Coralie Trinh Thi, pornostar… c’est la première image qui m’est venue à l’esprit en recevant et découvrant ce livre. Comme tout le monde, je me pose des questions sur le milieu, je lis le teasing du dos du livre… une biographie qui plus est. Incroyable! Cette jeune femme n’a pas encore vécu la moitié de sa vie qu’elle se complaît à la raconter en 800 pages. Il semble que ce soit l’ambition de tous aujourd’hui: télé-réalité, sportifs de haut niveau, pornostars, tous se racontent et vendent leur histoire.

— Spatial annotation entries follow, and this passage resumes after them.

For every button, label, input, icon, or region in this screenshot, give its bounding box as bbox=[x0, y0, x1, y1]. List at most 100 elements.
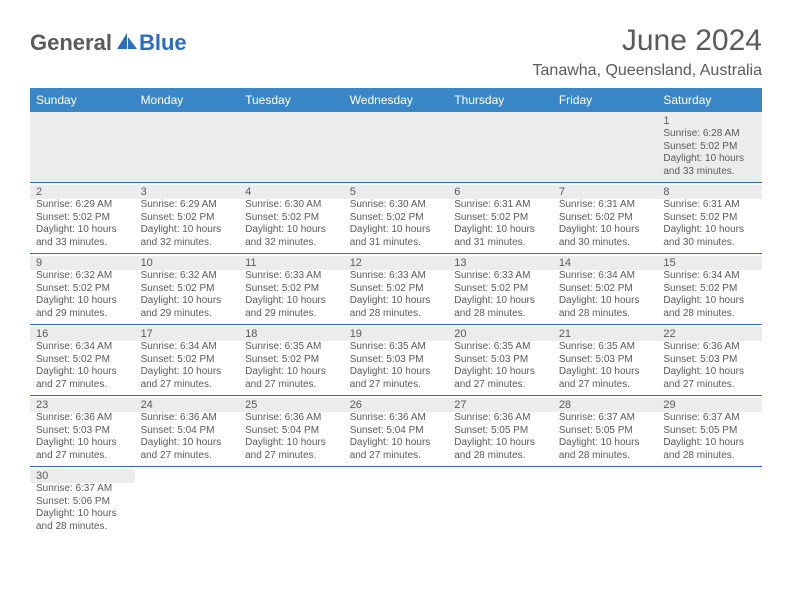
calendar-body: 1Sunrise: 6:28 AMSunset: 5:02 PMDaylight… bbox=[30, 112, 762, 537]
day-number: 15 bbox=[657, 256, 762, 270]
daylight2-label: and 27 minutes. bbox=[141, 379, 234, 392]
sunset-label: Sunset: 5:03 PM bbox=[36, 425, 129, 438]
daylight1-label: Daylight: 10 hours bbox=[350, 295, 443, 308]
day-number: 8 bbox=[657, 185, 762, 199]
page-title: June 2024 bbox=[533, 24, 762, 58]
sunset-label: Sunset: 5:02 PM bbox=[245, 354, 338, 367]
calendar-cell: 25Sunrise: 6:36 AMSunset: 5:04 PMDayligh… bbox=[239, 396, 344, 467]
daylight2-label: and 28 minutes. bbox=[663, 308, 756, 321]
sunset-label: Sunset: 5:03 PM bbox=[663, 354, 756, 367]
day-number: 26 bbox=[344, 398, 449, 412]
sunset-label: Sunset: 5:04 PM bbox=[141, 425, 234, 438]
sunset-label: Sunset: 5:02 PM bbox=[350, 212, 443, 225]
daylight1-label: Daylight: 10 hours bbox=[559, 224, 652, 237]
daylight2-label: and 29 minutes. bbox=[36, 308, 129, 321]
calendar-row: 1Sunrise: 6:28 AMSunset: 5:02 PMDaylight… bbox=[30, 112, 762, 183]
sunrise-label: Sunrise: 6:29 AM bbox=[141, 199, 234, 212]
daylight1-label: Daylight: 10 hours bbox=[245, 437, 338, 450]
daylight1-label: Daylight: 10 hours bbox=[663, 153, 756, 166]
day-number: 14 bbox=[553, 256, 658, 270]
daylight2-label: and 32 minutes. bbox=[141, 237, 234, 250]
calendar-cell: 4Sunrise: 6:30 AMSunset: 5:02 PMDaylight… bbox=[239, 183, 344, 254]
calendar-cell: 21Sunrise: 6:35 AMSunset: 5:03 PMDayligh… bbox=[553, 325, 658, 396]
daylight2-label: and 32 minutes. bbox=[245, 237, 338, 250]
day-number: 22 bbox=[657, 327, 762, 341]
sunrise-label: Sunrise: 6:35 AM bbox=[559, 341, 652, 354]
day-number: 16 bbox=[30, 327, 135, 341]
daylight1-label: Daylight: 10 hours bbox=[350, 224, 443, 237]
day-number: 11 bbox=[239, 256, 344, 270]
calendar-cell: 1Sunrise: 6:28 AMSunset: 5:02 PMDaylight… bbox=[657, 112, 762, 183]
daylight2-label: and 33 minutes. bbox=[663, 166, 756, 179]
sunset-label: Sunset: 5:02 PM bbox=[36, 354, 129, 367]
sail-icon bbox=[115, 31, 139, 56]
calendar-cell bbox=[135, 112, 240, 183]
calendar-cell: 26Sunrise: 6:36 AMSunset: 5:04 PMDayligh… bbox=[344, 396, 449, 467]
daylight1-label: Daylight: 10 hours bbox=[559, 366, 652, 379]
calendar-cell bbox=[344, 467, 449, 538]
sunrise-label: Sunrise: 6:31 AM bbox=[454, 199, 547, 212]
day-number: 21 bbox=[553, 327, 658, 341]
sunset-label: Sunset: 5:02 PM bbox=[141, 354, 234, 367]
sunrise-label: Sunrise: 6:32 AM bbox=[36, 270, 129, 283]
daylight2-label: and 27 minutes. bbox=[350, 450, 443, 463]
daylight2-label: and 27 minutes. bbox=[36, 379, 129, 392]
daylight2-label: and 31 minutes. bbox=[454, 237, 547, 250]
sunrise-label: Sunrise: 6:37 AM bbox=[559, 412, 652, 425]
sunrise-label: Sunrise: 6:30 AM bbox=[245, 199, 338, 212]
calendar-cell: 2Sunrise: 6:29 AMSunset: 5:02 PMDaylight… bbox=[30, 183, 135, 254]
daylight1-label: Daylight: 10 hours bbox=[36, 508, 129, 521]
daylight1-label: Daylight: 10 hours bbox=[141, 366, 234, 379]
daylight2-label: and 29 minutes. bbox=[245, 308, 338, 321]
calendar-cell: 27Sunrise: 6:36 AMSunset: 5:05 PMDayligh… bbox=[448, 396, 553, 467]
calendar-cell: 10Sunrise: 6:32 AMSunset: 5:02 PMDayligh… bbox=[135, 254, 240, 325]
daylight1-label: Daylight: 10 hours bbox=[141, 224, 234, 237]
day-number: 20 bbox=[448, 327, 553, 341]
day-number: 4 bbox=[239, 185, 344, 199]
daylight2-label: and 28 minutes. bbox=[454, 308, 547, 321]
brand-logo: General Blue bbox=[30, 30, 187, 56]
calendar-cell bbox=[657, 467, 762, 538]
daylight2-label: and 28 minutes. bbox=[559, 308, 652, 321]
daylight2-label: and 27 minutes. bbox=[141, 450, 234, 463]
logo-text-blue: Blue bbox=[139, 30, 187, 56]
sunset-label: Sunset: 5:02 PM bbox=[663, 283, 756, 296]
calendar-cell: 17Sunrise: 6:34 AMSunset: 5:02 PMDayligh… bbox=[135, 325, 240, 396]
day-number: 19 bbox=[344, 327, 449, 341]
calendar-cell: 18Sunrise: 6:35 AMSunset: 5:02 PMDayligh… bbox=[239, 325, 344, 396]
daylight1-label: Daylight: 10 hours bbox=[141, 295, 234, 308]
daylight1-label: Daylight: 10 hours bbox=[454, 366, 547, 379]
location-label: Tanawha, Queensland, Australia bbox=[533, 62, 762, 80]
calendar-cell bbox=[448, 467, 553, 538]
daylight2-label: and 27 minutes. bbox=[454, 379, 547, 392]
sunrise-label: Sunrise: 6:31 AM bbox=[663, 199, 756, 212]
daylight1-label: Daylight: 10 hours bbox=[141, 437, 234, 450]
sunrise-label: Sunrise: 6:36 AM bbox=[350, 412, 443, 425]
daylight1-label: Daylight: 10 hours bbox=[663, 437, 756, 450]
day-number: 25 bbox=[239, 398, 344, 412]
sunrise-label: Sunrise: 6:36 AM bbox=[141, 412, 234, 425]
daylight1-label: Daylight: 10 hours bbox=[559, 437, 652, 450]
weekday-thursday: Thursday bbox=[448, 88, 553, 112]
sunset-label: Sunset: 5:02 PM bbox=[36, 283, 129, 296]
day-number: 3 bbox=[135, 185, 240, 199]
daylight2-label: and 28 minutes. bbox=[350, 308, 443, 321]
calendar-cell bbox=[344, 112, 449, 183]
sunrise-label: Sunrise: 6:35 AM bbox=[454, 341, 547, 354]
day-number: 6 bbox=[448, 185, 553, 199]
daylight2-label: and 27 minutes. bbox=[245, 379, 338, 392]
calendar-cell bbox=[553, 112, 658, 183]
sunset-label: Sunset: 5:02 PM bbox=[559, 283, 652, 296]
daylight2-label: and 28 minutes. bbox=[454, 450, 547, 463]
daylight1-label: Daylight: 10 hours bbox=[36, 366, 129, 379]
calendar-cell bbox=[30, 112, 135, 183]
calendar-cell: 19Sunrise: 6:35 AMSunset: 5:03 PMDayligh… bbox=[344, 325, 449, 396]
sunset-label: Sunset: 5:02 PM bbox=[350, 283, 443, 296]
daylight1-label: Daylight: 10 hours bbox=[559, 295, 652, 308]
sunrise-label: Sunrise: 6:35 AM bbox=[350, 341, 443, 354]
daylight1-label: Daylight: 10 hours bbox=[663, 224, 756, 237]
calendar-cell: 28Sunrise: 6:37 AMSunset: 5:05 PMDayligh… bbox=[553, 396, 658, 467]
sunrise-label: Sunrise: 6:35 AM bbox=[245, 341, 338, 354]
sunrise-label: Sunrise: 6:37 AM bbox=[36, 483, 129, 496]
daylight1-label: Daylight: 10 hours bbox=[350, 366, 443, 379]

Finalement, je revois très vite mon jugement et me rends compte que nous sommes tous imprégnés des normes sociétales… d’accord, Coralie a fait du porno et alors, elle l’a fait pour elle sans contrainte ni violence. Passons. Autant l’avouer tout de suite, j’ai aimé ce livre. Il est incroyable de vérités sur tout ce petit monde qui nous entoure, les relations que chacun entretient avec l’autre, etc.…
Coralie a une façon bien à elle d’analyser son rapport à l’image. Elle touche d’ailleurs un point fondamental récurrent aujourd’hui: comment concilier l’image que l’on donne et la propre perception de soi-même. Son humeur, son caractère, ses coups de gueule se ressentent dans son écriture. Un jour, par exemple, elle rencontre un de ses fans et se rend compte que « ses oeuvres pornographiques » entraînent une certaine idolâtrie… voire peut-être de l’obsession.
L’image qu’elle véhicule, le fait de prendre un certain plaisir devant la caméra fait justement que ce qu’elle affiche est remanié et approprié par son public, quitte à être déformé. Elle ne s’en rend que trop compte. Le don par l’image, c’est ce qu’elle offre. Mais elle ne sait pas recevoir, c’est bien là le problème. Ce qui à mon sens l’empêche de s’accomplir personnellement, de se réaliser... en dehors ce qu’elle a choisi de faire dans ce milieu. Tout ça se répercute forcément, d’une manière ou d’une autre, dans son quotidien.
On apprend aussi qu’à force de donner, à travers son image, l’argent, une certaine notoriété, pour ses proches n’est pas non plus la solution. Non pas qu’elle cherche à “acheter” ses amis, bien au contraire, on y retrouve une certaine notion du “faire plaisir”. Sauf que plus on donne, plus les personnes réclament … comme un dû.
Autre cas intéressant: la controverse du film Baise moi sorti en 2001. Qu’on y adhère ou pas, le fait est que l’on ne peut interdire toute forme d’expression. En lisant le livre, j’ai pensé d’une certaine façon au film de Milos Forman, Larry Flint, c’est exactement la même idée. À partir du moment où nous vivons dans un État qui repose sur la liberté d’expression, toute forme d’art peut et doit être exprimée fut-elle extrême. Après, chacun est libre de son choix, regarder cette oeuvre ou non, l’ignorer, en parler ou la critiquer. Là réside la liberté de tout un chacun. Mais en aucun cas, il ne serait concevable de l’interdire, car là nous toucherions aux bases qui font de notre société une démocratie. Mais laissons là cette parenthèse.
Coralie écrit intelligemment les épisodes de sa vie. C’est là que je revise mon jugement du début: un livre ne suffirait pas à restituer une vie. Ponctuée par les arcanes du tarot, l’histoire de Coralie met en exergue ses peurs, ses questionnements, mais aussi ses colères. Parfois, elle va très loin, rejetant les personnes qui l’entourent, d’autres qui la critiquent. Alors, elle se sent incomprise… elle oublie que chacun est libre de ses opinions comme évoqué plus haut. Depuis quand faut-il émettre des jugements contre ceux justement qui vous jugent ? C’est là le point dommageable du livre plus quelques longueurs et répétitions ainsi qu’un certain complexe qui se traduit parfois par une description bête et naïve d’elle-même.
Pourtant, c’est un livre qui se lit aisément, très bien écrit dans son genre et qui donne vraiment envie de découvrir et de pénétrer les pensées de Coralie.